Home affordability is so out of reach right now that two out of five Americans think they’d need to win the lottery to become homeowners.
That’s according to a recent survey of 2,000 current non-homeowners, only 53% of whom are confident in any way that they’ll be able to own their own home someday.
In addition to the 40% who think hitting a jackpot is their best chance at home-ownership, one in four (26%) believe they’d need to inherit money from someone in order to ever own a home.
One in five (19%) even said they’d have to marry someone rich.
Overall, the average American thinks it would take them between three and four years to afford a home – and a third believe it would take them five years or more.

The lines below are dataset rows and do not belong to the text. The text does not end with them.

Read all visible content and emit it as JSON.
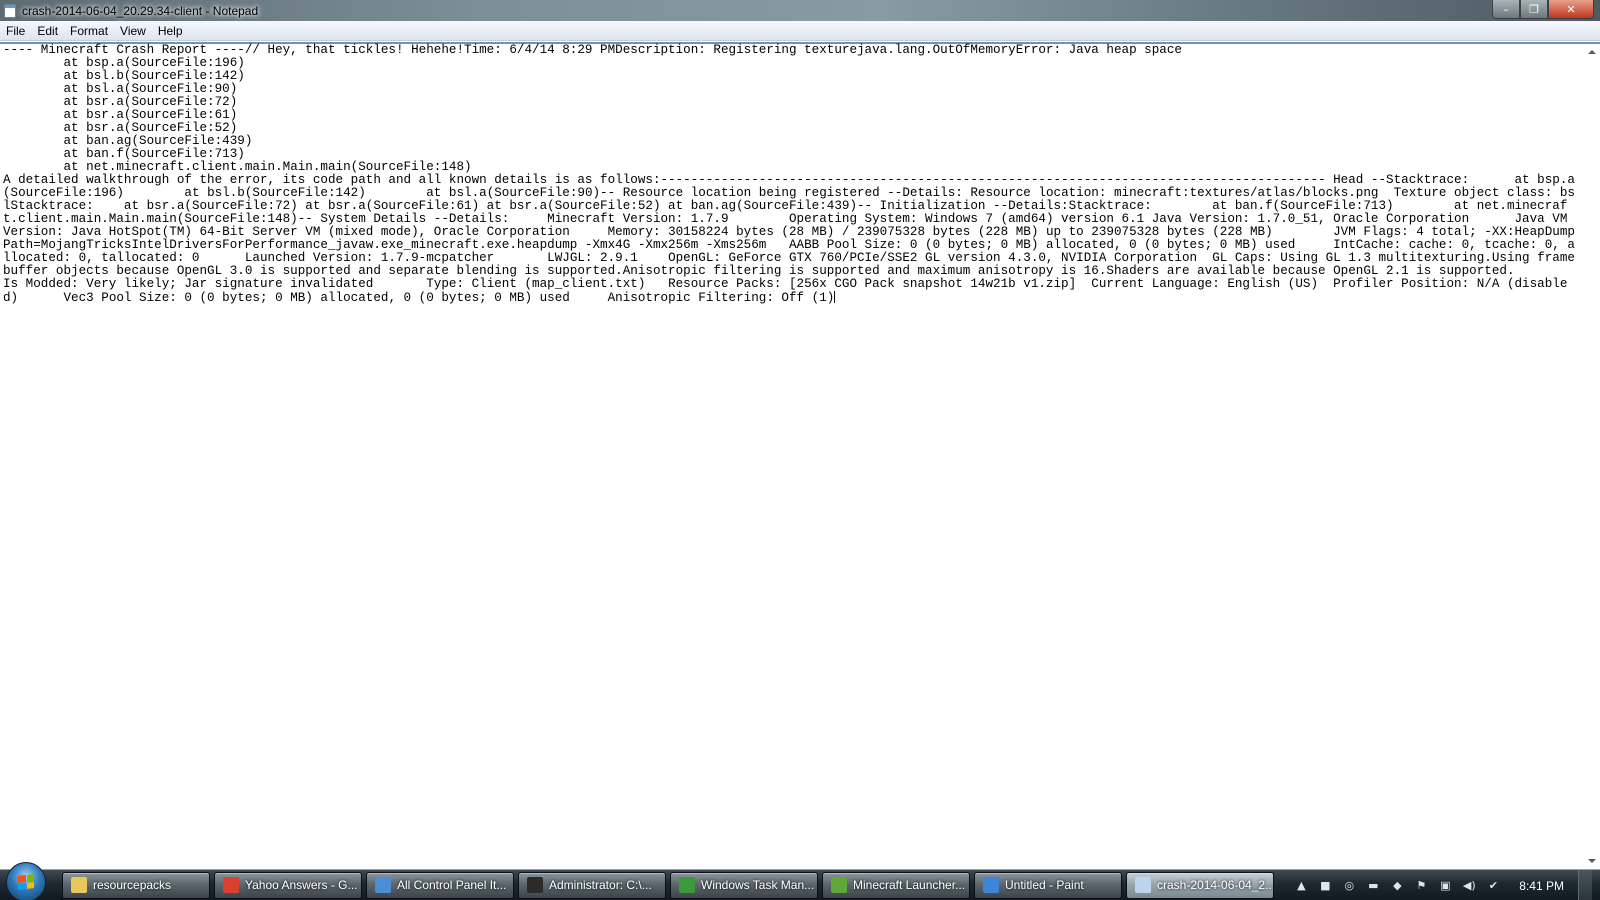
{
  "window": {
    "title": "crash-2014-06-04_20.29.34-client - Notepad",
    "app_icon": "notepad-icon",
    "controls": {
      "minimize": "–",
      "maximize": "❐",
      "close": "✕"
    }
  },
  "menubar": {
    "items": [
      {
        "label": "File",
        "accel": "F"
      },
      {
        "label": "Edit",
        "accel": "E"
      },
      {
        "label": "Format",
        "accel": "o"
      },
      {
        "label": "View",
        "accel": "V"
      },
      {
        "label": "Help",
        "accel": "H"
      }
    ]
  },
  "document": {
    "text": "---- Minecraft Crash Report ----// Hey, that tickles! Hehehe!Time: 6/4/14 8:29 PMDescription: Registering texturejava.lang.OutOfMemoryError: Java heap space\n\tat bsp.a(SourceFile:196)\n\tat bsl.b(SourceFile:142)\n\tat bsl.a(SourceFile:90)\n\tat bsr.a(SourceFile:72)\n\tat bsr.a(SourceFile:61)\n\tat bsr.a(SourceFile:52)\n\tat ban.ag(SourceFile:439)\n\tat ban.f(SourceFile:713)\n\tat net.minecraft.client.main.Main.main(SourceFile:148)\nA detailed walkthrough of the error, its code path and all known details is as follows:---------------------------------------------------------------------------------------- Head --Stacktrace:\tat bsp.a(SourceFile:196)\tat bsl.b(SourceFile:142)\tat bsl.a(SourceFile:90)-- Resource location being registered --Details: Resource location: minecraft:textures/atlas/blocks.png\tTexture object class: bslStacktrace:\tat bsr.a(SourceFile:72) at bsr.a(SourceFile:61) at bsr.a(SourceFile:52) at ban.ag(SourceFile:439)-- Initialization --Details:Stacktrace:\tat ban.f(SourceFile:713)\tat net.minecraft.client.main.Main.main(SourceFile:148)-- System Details --Details:\tMinecraft Version: 1.7.9\tOperating System: Windows 7 (amd64) version 6.1 Java Version: 1.7.0_51, Oracle Corporation\tJava VM Version: Java HotSpot(TM) 64-Bit Server VM (mixed mode), Oracle Corporation\tMemory: 30158224 bytes (28 MB) / 239075328 bytes (228 MB) up to 239075328 bytes (228 MB)\tJVM Flags: 4 total; -XX:HeapDumpPath=MojangTricksIntelDriversForPerformance_javaw.exe_minecraft.exe.heapdump -Xmx4G -Xmx256m -Xms256m\tAABB Pool Size: 0 (0 bytes; 0 MB) allocated, 0 (0 bytes; 0 MB) used\tIntCache: cache: 0, tcache: 0, allocated: 0, tallocated: 0\tLaunched Version: 1.7.9-mcpatcher\tLWJGL: 2.9.1\tOpenGL: GeForce GTX 760/PCIe/SSE2 GL version 4.3.0, NVIDIA Corporation\tGL Caps: Using GL 1.3 multitexturing.Using framebuffer objects because OpenGL 3.0 is supported and separate blending is supported.Anisotropic filtering is supported and maximum anisotropy is 16.Shaders are available because OpenGL 2.1 is supported.\tIs Modded: Very likely; Jar signature invalidated\tType: Client (map_client.txt)\tResource Packs: [256x CGO Pack snapshot 14w21b v1.zip]\tCurrent Language: English (US)\tProfiler Position: N/A (disabled)\tVec3 Pool Size: 0 (0 bytes; 0 MB) allocated, 0 (0 bytes; 0 MB) used\tAnisotropic Filtering: Off (1)"
  },
  "taskbar": {
    "start_icon": "windows-start-icon",
    "items": [
      {
        "label": "resourcepacks",
        "icon": "folder-icon",
        "color": "#e8c85a"
      },
      {
        "label": "Yahoo Answers - G...",
        "icon": "chrome-icon",
        "color": "#d9412f"
      },
      {
        "label": "All Control Panel It...",
        "icon": "control-panel-icon",
        "color": "#4a8fd6"
      },
      {
        "label": "Administrator: C:\\...",
        "icon": "cmd-icon",
        "color": "#2b2b2b"
      },
      {
        "label": "Windows Task Man...",
        "icon": "task-manager-icon",
        "color": "#3a9a3a"
      },
      {
        "label": "Minecraft Launcher...",
        "icon": "minecraft-icon",
        "color": "#5fa83a"
      },
      {
        "label": "Untitled - Paint",
        "icon": "paint-icon",
        "color": "#3c86d8"
      },
      {
        "label": "crash-2014-06-04_2...",
        "icon": "notepad-icon",
        "color": "#bcd4ec",
        "active": true
      }
    ],
    "tray": [
      {
        "icon": "show-hidden-icons-icon",
        "glyph": "▲"
      },
      {
        "icon": "green-app-icon",
        "glyph": "■"
      },
      {
        "icon": "steam-icon",
        "glyph": "◎"
      },
      {
        "icon": "nvidia-icon",
        "glyph": "▬"
      },
      {
        "icon": "color-app-icon",
        "glyph": "◆"
      },
      {
        "icon": "action-center-flag-icon",
        "glyph": "⚑"
      },
      {
        "icon": "network-icon",
        "glyph": "▣"
      },
      {
        "icon": "volume-icon",
        "glyph": "◀)"
      },
      {
        "icon": "safely-remove-icon",
        "glyph": "✔"
      }
    ],
    "clock": "8:41 PM"
  }
}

Another 20% expect that they’ll never be able to afford one.
Conducted by OnePoll on behalf of Divvy Homes, the survey also revealed that almost six in 10 (57%) non-homeowners would find it difficult to afford a house in their current neighborhood of residence.
Despite that, 67% are still hopeful about the possibility of one day owning a home – more than five times as many as the number of people who actively described themselves as hopeless (12%). Another 19% describe themselves as frustrated and 11% feel desperate.

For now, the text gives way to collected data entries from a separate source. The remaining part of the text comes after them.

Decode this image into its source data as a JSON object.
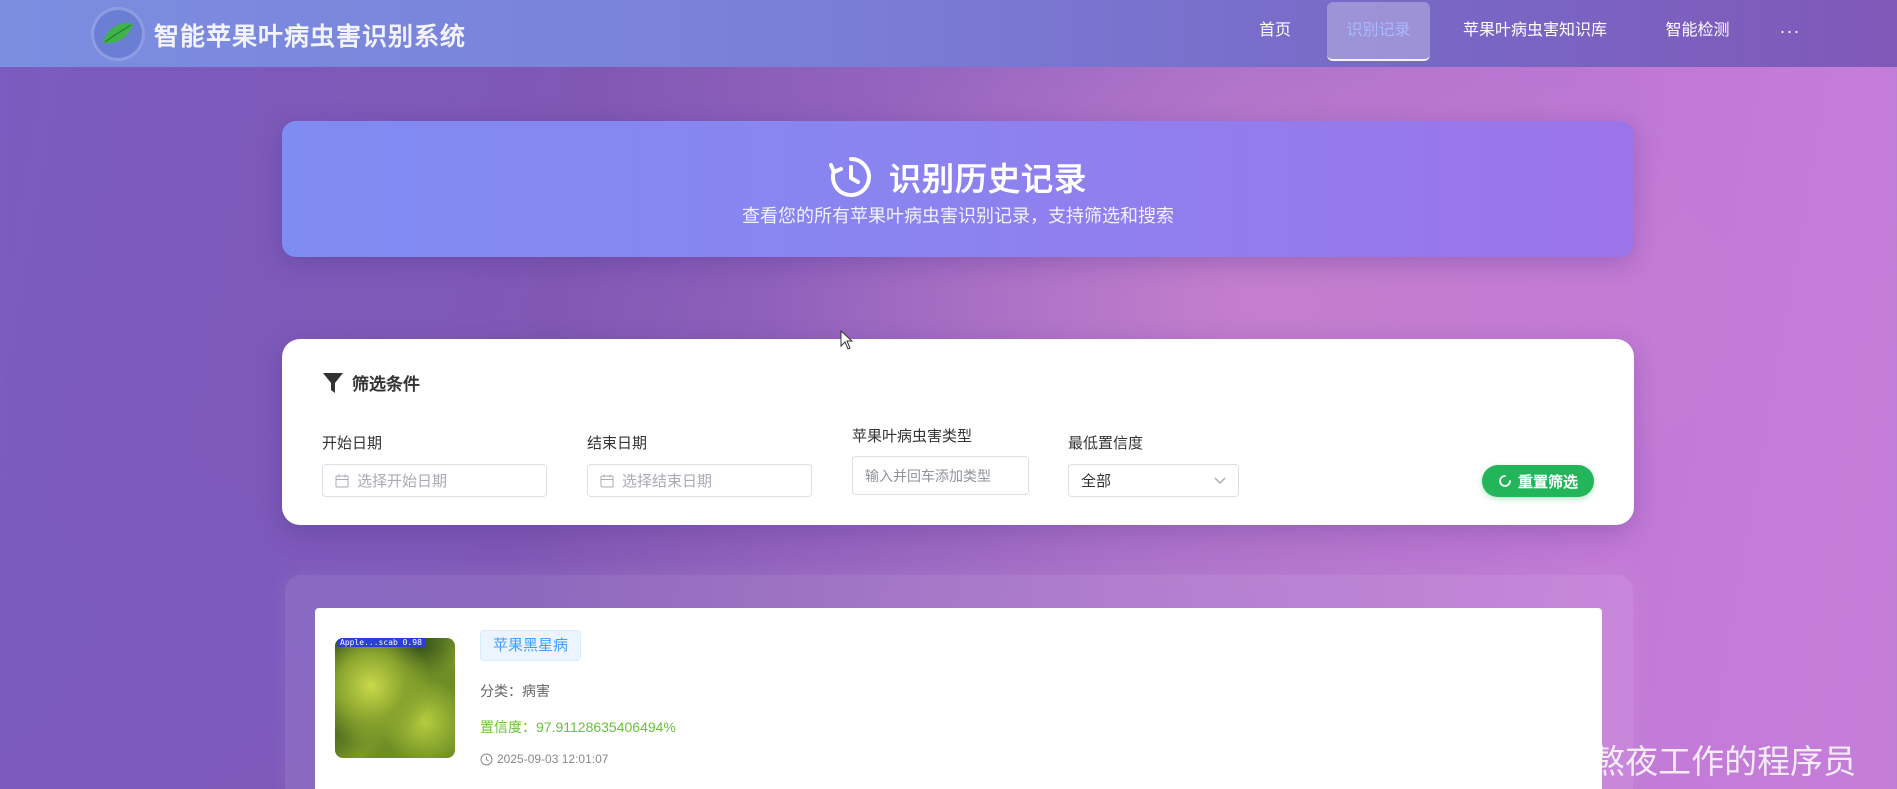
{
  "app": {
    "title": "智能苹果叶病虫害识别系统",
    "logo_icon": "leaf-icon"
  },
  "nav": {
    "items": [
      {
        "label": "首页",
        "active": false
      },
      {
        "label": "识别记录",
        "active": true
      },
      {
        "label": "苹果叶病虫害知识库",
        "active": false
      },
      {
        "label": "智能检测",
        "active": false
      }
    ],
    "more": "···"
  },
  "header": {
    "icon": "history-clock-icon",
    "title": "识别历史记录",
    "subtitle": "查看您的所有苹果叶病虫害识别记录，支持筛选和搜索"
  },
  "filters": {
    "title": "筛选条件",
    "icon": "filter-icon",
    "start_date": {
      "label": "开始日期",
      "placeholder": "选择开始日期"
    },
    "end_date": {
      "label": "结束日期",
      "placeholder": "选择结束日期"
    },
    "type": {
      "label": "苹果叶病虫害类型",
      "placeholder": "输入并回车添加类型"
    },
    "min_confidence": {
      "label": "最低置信度",
      "value": "全部"
    },
    "reset_label": "重置筛选"
  },
  "records": [
    {
      "image_label": "Apple...scab 0.98",
      "disease": "苹果黑星病",
      "category": "分类：病害",
      "confidence": "置信度：97.911286354064 94%",
      "confidence_text": "置信度：97.91128635406494%",
      "time": "2025-09-03 12:01:07"
    }
  ],
  "watermark": "CSDN @爱上熬夜工作的程序员",
  "colors": {
    "accent_green": "#22b55a",
    "tag_blue": "#409eff",
    "confidence_green": "#67c23a"
  }
}
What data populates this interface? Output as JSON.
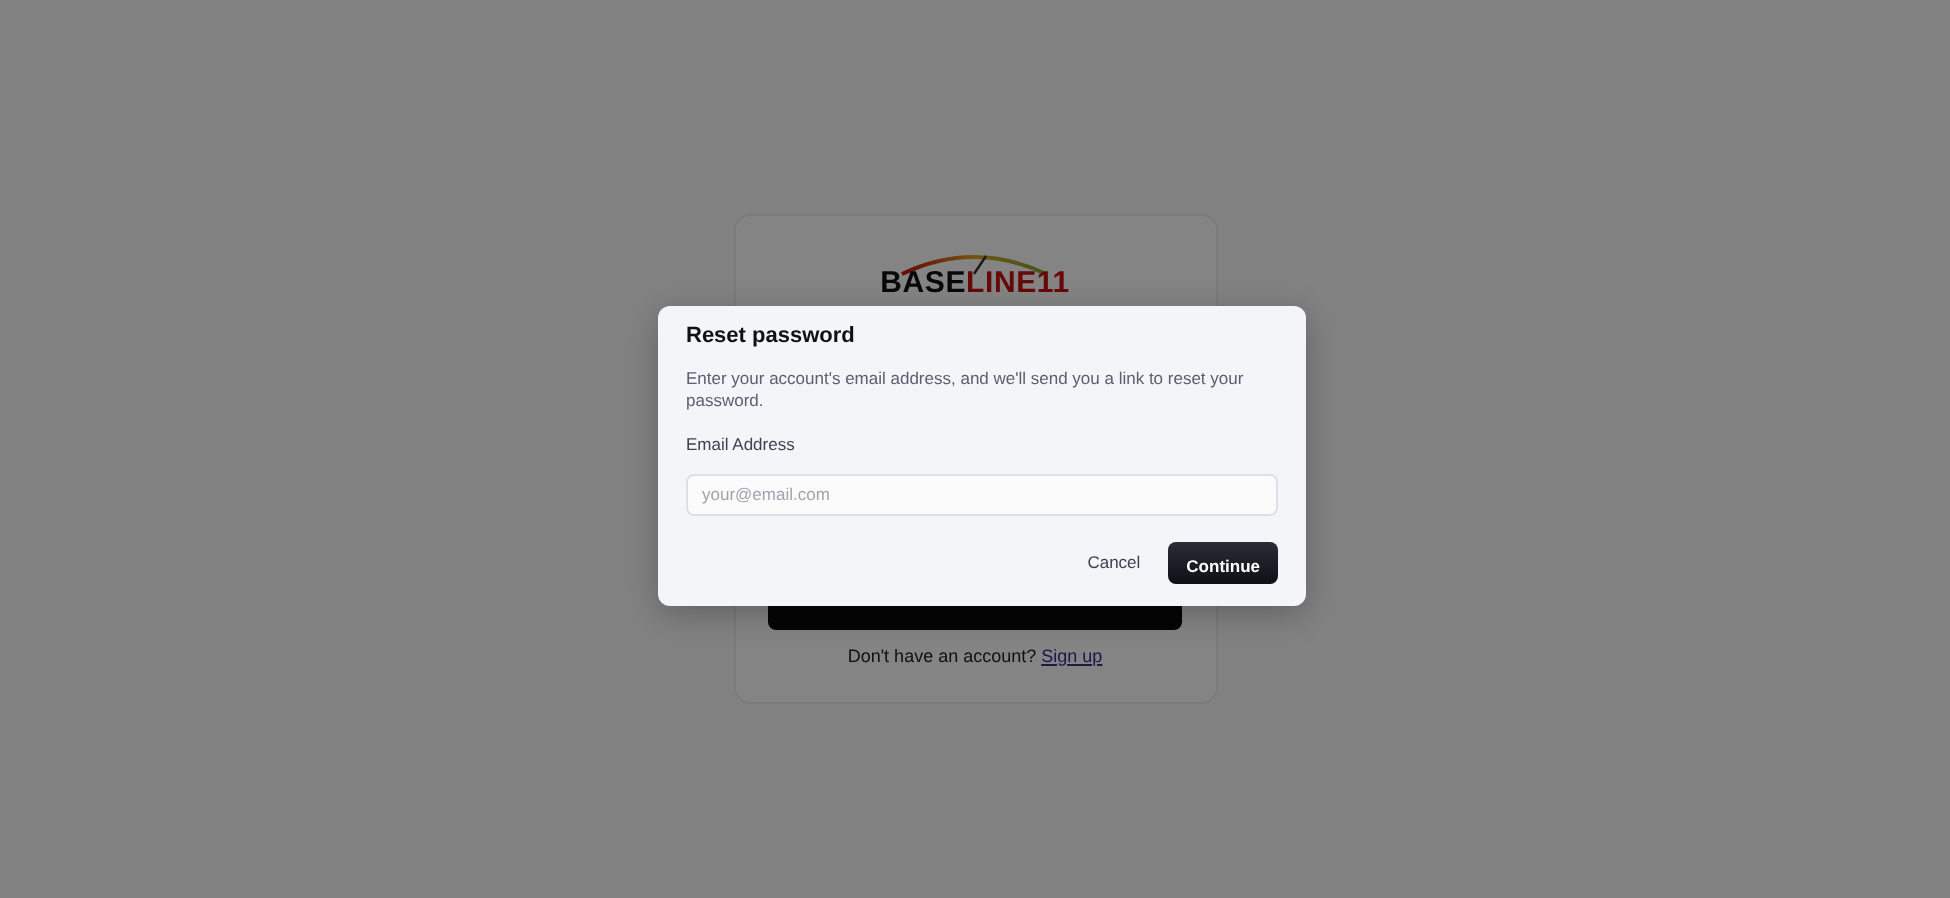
{
  "login_card": {
    "logo": {
      "dark_part": "BASE",
      "red_part": "LINE11"
    },
    "signup_prompt": "Don't have an account?",
    "signup_link": "Sign up"
  },
  "dialog": {
    "title": "Reset password",
    "description": "Enter your account's email address, and we'll send you a link to reset your password.",
    "email_label": "Email Address",
    "email_placeholder": "your@email.com",
    "buttons": [
      {
        "label": "Cancel",
        "kind": "secondary"
      },
      {
        "label": "Continue",
        "kind": "primary"
      }
    ]
  }
}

The changes in market dynamics and rise in interest rates are weighing heavily on would-be buyers. While over half (52%) believe the current housing market is unstable, 46% believe that things will level out within the next two to five years. 17% feel the market will never return to stable, affordable levels.
Respondents think they’d need to make an average of $76,000 a year to afford a starter home, and that they’d need at least $45,000 to afford a down payment on a starter home. Nearly half of respondents (44%) are willing to get a second job or side gig in order to get closer to their goal of homeownership.
The ideal down payment size would be, on average, 8% of the overall purchase price, which would make their ideal home worth just under $570,000.
Those that dream of being able to buy a home in the next few years prioritize affordable monthly payments (69%), the home being the right size for now and the future (39%), and the location being ideal for their family’s needs (37%).
However, 56% think they’d be denied if they tried to apply for a mortgage right now.
“Potential buyers are looking for alternatives to traditional mortgage financing or are stuck waiting for a reprieve from the rising rates and prices that keeps so many of them renting and locked out of homeownership,” said Adena Hefets, Co-founder and CEO of Divvy Homes. “There are so many factors putting downward pressure on a potential homeowner’s buying power — high interest rates, a lack of supply, increasing cost of living — that the starter home seems to be on the verge of extinction,”
Out of those respondents who currently rent, 47% worry about home prices getting more and more expensive before they can afford to buy.
“Throwing money away on rent” was also considered one of the biggest drawbacks to not owning a home among 46% of respondents, in addition to feeling uneasy about the stability of their long-term living situation (41%) and watching interest rates rise before they can afford to buy (34%)
Affordability is an overall problem: 63% of respondents said they often struggle to make ends meet, most commonly because of the high cost of living (69%) and rising inflation (56%).
“The traditional mortgage process was designed in the 1940s when the norm was a single earner with a steady W-2 income. The system hasn’t changed, even though the way we work, live and form families is dramatically different. But today’s younger buyers often lack long periods of income history and are increasingly non-salaried, working as a 1099 contractor, gig worker, or self-employed individual,” Hefets added. “A majority of aspiring homebuyers feel that homeownership is always just beyond their reach, that the ‘American Dream’ of homeownership is slipping away, and that it would take luck, extraordinary circumstances, or a serious change in the mortgage process to make it possible for them to own a home in today’s economic climate.”